KHK’LERLE CEZASIZLIK RESMİLEŞTİRİLDİ
OHAL KHK’lerinde kişi ve kurumlara yönelik uygulanacak tedbirlerin yanı sıra mevzuat düzenlemeleri de yer aldı. Olağanüstü Hal döneminde yayınlanan KHK’lerde kişilere ve kurumlara yönelik olarak uygulanacak tedbirlerin alınması ve icrası süreçlerine katılmış olanların cezai sorumluluğu olmayacağı genel bir hüküm olarak bütün kararnamelerde yer aldı. Bunun yanı sıra çıkarılan 696 sayılı KHK ile “15 Temmuz 2016 tarihinde gerçekleştirilen darbe teşebbüsü ve terör eylemleri ile bunların devamı niteliğindeki eylemlerin bastırılması kapsamında karar alan, karar veya tedbirleri icra eden, her türlü adli ve idari önlemler kapsamında görev alan kişiler ve aldıkları karar, görev ve fiilleri nedeniyle hukuki, idari, mali ve cezai sorumluluğunun doğmayacağına” şeklinde cezasızlık getirildi.
GÖZALTI SÜRELERİ, AVUKAT GÖRÜŞ YASAĞI…
OHAL ilanı ardından gözaltı süresi 30 güne çıkarıldı. 2016 yılının sonuna kadar uygulanan bu süre 23 Ocak 2017 tarihli 684 sayılı KHK ile maksimum 14 güne indirildi.

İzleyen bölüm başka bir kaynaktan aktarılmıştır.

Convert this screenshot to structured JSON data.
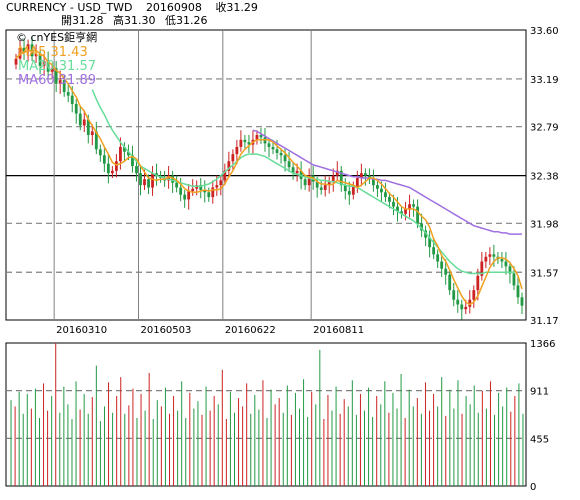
{
  "header": {
    "symbol": "CURRENCY - USD_TWD",
    "date": "20160908",
    "close": "收31.29",
    "open": "開31.28",
    "high": "高31.30",
    "low": "低31.26"
  },
  "colors": {
    "up": "#cc2222",
    "down": "#229944",
    "ma5": "#f0a020",
    "ma20": "#66dd99",
    "ma60": "#a070e0",
    "grid": "#808080",
    "frame": "#000000"
  },
  "chart_data": [
    {
      "type": "candlestick",
      "watermark": "© cnYES鉅亨網",
      "legend": [
        {
          "name": "MA5",
          "value": "31.43",
          "color": "#f0a020"
        },
        {
          "name": "MA20",
          "value": "31.57",
          "color": "#66dd99"
        },
        {
          "name": "MA60",
          "value": "31.89",
          "color": "#a070e0"
        }
      ],
      "y_ticks": [
        "33.60",
        "33.19",
        "32.79",
        "32.38",
        "31.98",
        "31.57",
        "31.17"
      ],
      "ylim": [
        31.17,
        33.6
      ],
      "x_ticks": [
        "20160310",
        "20160503",
        "20160622",
        "20160811"
      ],
      "closes": [
        33.36,
        33.45,
        33.42,
        33.48,
        33.38,
        33.4,
        33.3,
        33.34,
        33.25,
        33.28,
        33.15,
        33.18,
        33.08,
        33.05,
        32.98,
        32.9,
        32.8,
        32.85,
        32.72,
        32.75,
        32.6,
        32.55,
        32.48,
        32.4,
        32.42,
        32.5,
        32.62,
        32.58,
        32.55,
        32.46,
        32.4,
        32.3,
        32.35,
        32.28,
        32.4,
        32.38,
        32.36,
        32.34,
        32.38,
        32.32,
        32.28,
        32.22,
        32.18,
        32.25,
        32.27,
        32.3,
        32.26,
        32.24,
        32.2,
        32.28,
        32.3,
        32.34,
        32.42,
        32.5,
        32.56,
        32.62,
        32.68,
        32.66,
        32.64,
        32.68,
        32.72,
        32.7,
        32.65,
        32.62,
        32.6,
        32.57,
        32.55,
        32.5,
        32.45,
        32.4,
        32.42,
        32.35,
        32.3,
        32.38,
        32.33,
        32.28,
        32.26,
        32.3,
        32.33,
        32.38,
        32.42,
        32.3,
        32.25,
        32.22,
        32.29,
        32.36,
        32.4,
        32.38,
        32.35,
        32.3,
        32.27,
        32.24,
        32.2,
        32.16,
        32.12,
        32.08,
        32.06,
        32.1,
        32.14,
        32.12,
        31.98,
        31.92,
        31.86,
        31.78,
        31.72,
        31.66,
        31.6,
        31.55,
        31.42,
        31.34,
        31.3,
        31.26,
        31.28,
        31.34,
        31.42,
        31.54,
        31.66,
        31.7,
        31.72,
        31.7,
        31.68,
        31.66,
        31.62,
        31.56,
        31.46,
        31.36,
        31.29
      ],
      "ma5": [
        33.36,
        33.4,
        33.41,
        33.43,
        33.42,
        33.43,
        33.4,
        33.38,
        33.33,
        33.31,
        33.26,
        33.24,
        33.19,
        33.15,
        33.09,
        33.04,
        32.96,
        32.92,
        32.85,
        32.8,
        32.74,
        32.69,
        32.62,
        32.56,
        32.49,
        32.47,
        32.48,
        32.5,
        32.53,
        32.54,
        32.52,
        32.46,
        32.41,
        32.36,
        32.35,
        32.34,
        32.35,
        32.35,
        32.37,
        32.36,
        32.34,
        32.31,
        32.27,
        32.25,
        32.24,
        32.24,
        32.25,
        32.26,
        32.25,
        32.26,
        32.26,
        32.27,
        32.31,
        32.37,
        32.42,
        32.49,
        32.56,
        32.6,
        32.63,
        32.66,
        32.68,
        32.68,
        32.68,
        32.68,
        32.66,
        32.63,
        32.6,
        32.57,
        32.53,
        32.49,
        32.46,
        32.42,
        32.38,
        32.37,
        32.36,
        32.33,
        32.31,
        32.31,
        32.3,
        32.31,
        32.34,
        32.33,
        32.32,
        32.31,
        32.3,
        32.28,
        32.3,
        32.33,
        32.36,
        32.36,
        32.34,
        32.31,
        32.27,
        32.23,
        32.2,
        32.16,
        32.12,
        32.1,
        32.1,
        32.1,
        32.08,
        32.04,
        32.01,
        31.95,
        31.85,
        31.79,
        31.71,
        31.66,
        31.59,
        31.51,
        31.44,
        31.37,
        31.32,
        31.3,
        31.32,
        31.37,
        31.45,
        31.53,
        31.61,
        31.66,
        31.69,
        31.69,
        31.68,
        31.65,
        31.6,
        31.54,
        31.43
      ],
      "ma20": [
        null,
        null,
        null,
        null,
        null,
        null,
        null,
        null,
        null,
        null,
        null,
        null,
        null,
        null,
        null,
        null,
        null,
        null,
        null,
        33.1,
        33.02,
        32.95,
        32.89,
        32.82,
        32.76,
        32.71,
        32.66,
        32.62,
        32.58,
        32.54,
        32.5,
        32.46,
        32.44,
        32.42,
        32.4,
        32.38,
        32.37,
        32.36,
        32.35,
        32.34,
        32.33,
        32.32,
        32.31,
        32.3,
        32.29,
        32.29,
        32.29,
        32.3,
        32.31,
        32.33,
        32.35,
        32.38,
        32.41,
        32.44,
        32.47,
        32.5,
        32.53,
        32.55,
        32.56,
        32.56,
        32.56,
        32.55,
        32.54,
        32.52,
        32.5,
        32.48,
        32.46,
        32.44,
        32.42,
        32.4,
        32.39,
        32.38,
        32.37,
        32.36,
        32.35,
        32.35,
        32.34,
        32.34,
        32.33,
        32.33,
        32.32,
        32.31,
        32.3,
        32.29,
        32.29,
        32.28,
        32.26,
        32.24,
        32.22,
        32.2,
        32.18,
        32.16,
        32.14,
        32.12,
        32.1,
        32.08,
        32.06,
        32.04,
        32.02,
        32.0,
        31.97,
        31.94,
        31.9,
        31.86,
        31.82,
        31.78,
        31.74,
        31.7,
        31.66,
        31.63,
        31.6,
        31.58,
        31.57,
        31.56,
        31.56,
        31.56,
        31.56,
        31.57,
        31.57,
        31.57,
        31.57,
        31.57,
        31.57,
        31.57,
        31.57
      ],
      "ma60": [
        null,
        null,
        null,
        null,
        null,
        null,
        null,
        null,
        null,
        null,
        null,
        null,
        null,
        null,
        null,
        null,
        null,
        null,
        null,
        null,
        null,
        null,
        null,
        null,
        null,
        null,
        null,
        null,
        null,
        null,
        null,
        null,
        null,
        null,
        null,
        null,
        null,
        null,
        null,
        null,
        null,
        null,
        null,
        null,
        null,
        null,
        null,
        null,
        null,
        null,
        null,
        null,
        null,
        null,
        null,
        null,
        null,
        null,
        null,
        32.76,
        32.75,
        32.73,
        32.71,
        32.69,
        32.67,
        32.65,
        32.63,
        32.61,
        32.59,
        32.57,
        32.55,
        32.53,
        32.51,
        32.49,
        32.47,
        32.46,
        32.45,
        32.44,
        32.43,
        32.42,
        32.41,
        32.4,
        32.39,
        32.38,
        32.37,
        32.37,
        32.36,
        32.36,
        32.36,
        32.35,
        32.35,
        32.34,
        32.34,
        32.33,
        32.32,
        32.31,
        32.3,
        32.29,
        32.28,
        32.26,
        32.24,
        32.22,
        32.2,
        32.18,
        32.16,
        32.14,
        32.12,
        32.1,
        32.08,
        32.06,
        32.04,
        32.02,
        32.0,
        31.98,
        31.96,
        31.95,
        31.94,
        31.93,
        31.92,
        31.91,
        31.91,
        31.9,
        31.9,
        31.89,
        31.89,
        31.89,
        31.89
      ]
    },
    {
      "type": "bar",
      "y_ticks": [
        "1366",
        "911",
        "455",
        "0"
      ],
      "ylim": [
        0,
        1366
      ],
      "values": [
        820,
        760,
        900,
        690,
        880,
        740,
        930,
        650,
        980,
        720,
        860,
        1366,
        700,
        950,
        780,
        640,
        1000,
        730,
        880,
        690,
        850,
        1150,
        620,
        760,
        990,
        700,
        860,
        1040,
        690,
        770,
        930,
        650,
        880,
        720,
        1080,
        640,
        820,
        760,
        940,
        690,
        860,
        720,
        1000,
        650,
        890,
        740,
        810,
        680,
        950,
        720,
        860,
        780,
        1110,
        640,
        900,
        700,
        840,
        760,
        980,
        690,
        870,
        730,
        1010,
        650,
        920,
        780,
        840,
        700,
        960,
        680,
        890,
        740,
        1020,
        660,
        900,
        780,
        1300,
        640,
        870,
        720,
        950,
        690,
        830,
        760,
        1010,
        680,
        880,
        720,
        940,
        660,
        860,
        780,
        1000,
        700,
        890,
        740,
        1070,
        650,
        920,
        760,
        840,
        690,
        990,
        720,
        880,
        760,
        1040,
        670,
        920,
        740,
        1010,
        690,
        860,
        780,
        960,
        700,
        910,
        740,
        1000,
        680,
        890,
        760,
        940,
        710,
        860,
        980,
        690
      ],
      "colors_seq": "dudddudduududddddudduddduduuduudududduduudddudduduuduudduuudddudduudduddddudduudduuddduddduddudddudduduuudduddduddddududddduu"
    }
  ]
}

Gözaltına Alınan Kişilerin Yakınlarının Haberdar Edilmesi Herhangi bir KHK’de belirtilmemiş olmasına rağmen cumhuriyet savcıları tarafından 24 saat haberleşme kısıtlaması keyfi olarak uygulandı. Gözaltında avukata erişim 28 Temmuz 2016 tarihli 668 sayılı KHK ile savcıların gözaltına alınan kişilerin avukatlara erişimini sınırlama yetkisi 5 güne kadar çıkarıldı. Daha sonra 23 Ocak 2017 tarihinde yayınlanan 684 sayılı KHK ile bu süre 24 saate indirildi.
160 BİN KİŞİYE İŞLEM YAPILDI
OHAL’in ilanından bu yana gözaltı işlemine maruz kalan kişi sayısının 160 binin üzerinde tahmin edilirken, İçişleri Bakanlığı verilerine göre 17 Ekim 2016 – 20 Mart 2018 tarihleri arasında yürütülen operasyonlar sonucu 79 bin 301 kişi için gözaltı işlemi uygulandı. Yine aynı tarihler kapsamında bakanlık verileri kapsamında “Örgüt propagandası yapmak, halkı kin, nefret ve düşmanlığa sevk etmek, devlet büyüklerine hakaretlerde bulunmak ve devletin bölünmez bütünlüğüne ve toplumun can güvenliğine kast etmek” iddiasıyla toplam 45 bin 415 sosyal medya hesabı incelenmeye alındı. Tespit edilen 17 bin 89 kişi hakkında işlem uygulandı.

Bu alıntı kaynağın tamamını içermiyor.